A ficção e seu confronto com a realidade estão presentes na obra Projeto Pacífico, de Jonathas de Andrade. Sobrepondo o conceito de latinidade à sua identidade brasileira, Jonathas viajou por países da América Latina, compreendendo ser uma “célula de um corpo social Latino Americano”. Na passagem do Chile para a Bolívia, o artista se inteirou da Guerra do Pacífico: “a disputa pelo mar, uma disputa histórica, deixou muitos ressentimentos”, contou o artista que, ao entrar em contato com o material escolar boliviano, vira o quão presente era esse rancor histórico e geográfico. “O material escolar chamava as crianças para lutarem pelo mar.” Enquanto isso, no Chile, a história apresentada era a dos vencedores daquele conflito, mas o país encarou, de 1970 a 1990, seus próprios dilemas políticos, com a sucessão dos regimes de Salvador Allende e Augusto Pinochet. “Eram duas histórias completamente diferentes.” Dessas duas versões distintas e manipuladas em seus respectivos países “veio a ideia de um terremoto que separaria o Chile da Bolívia – que tem a ver também com o isolacionismo do Chile do restante da América Latina.” Durante o projeto, porém, a realidade se sobrepôs à ficção: um terremoto ocorreu no Chile.

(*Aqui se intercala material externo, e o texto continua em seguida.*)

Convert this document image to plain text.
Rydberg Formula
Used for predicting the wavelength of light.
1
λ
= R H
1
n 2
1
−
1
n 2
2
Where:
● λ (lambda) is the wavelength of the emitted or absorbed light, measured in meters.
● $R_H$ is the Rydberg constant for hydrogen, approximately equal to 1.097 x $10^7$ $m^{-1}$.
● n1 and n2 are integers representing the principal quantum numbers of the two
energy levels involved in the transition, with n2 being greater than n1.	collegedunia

O artista se viu em um dilema ético: “Pensei na época: ‘eu estou mexendo com uma dor que não é minha’”, conta. “Acabei ligando para pessoas no Chile para entrevistá-las sobre aqueles primeiros dias depois do terremoto. Aquilo entrou no vídeo, como um misto de culpa e necessidade.” No que diz respeito ao Brasil, para ele, após uma geração em “amnésia histórica”, a realidade começou a mudar. “Vide as manifestações do ano passado – com um Estado que volta a reprimir, com as prisões arbitrárias antes da Copa, a tensão militar no Rio de Janeiro, a questão indígena...”
A exposição fica em cartaz no Sesc Pompeia até o dia 30 de novembro, de terça a domingo, no Sesc Pompeia.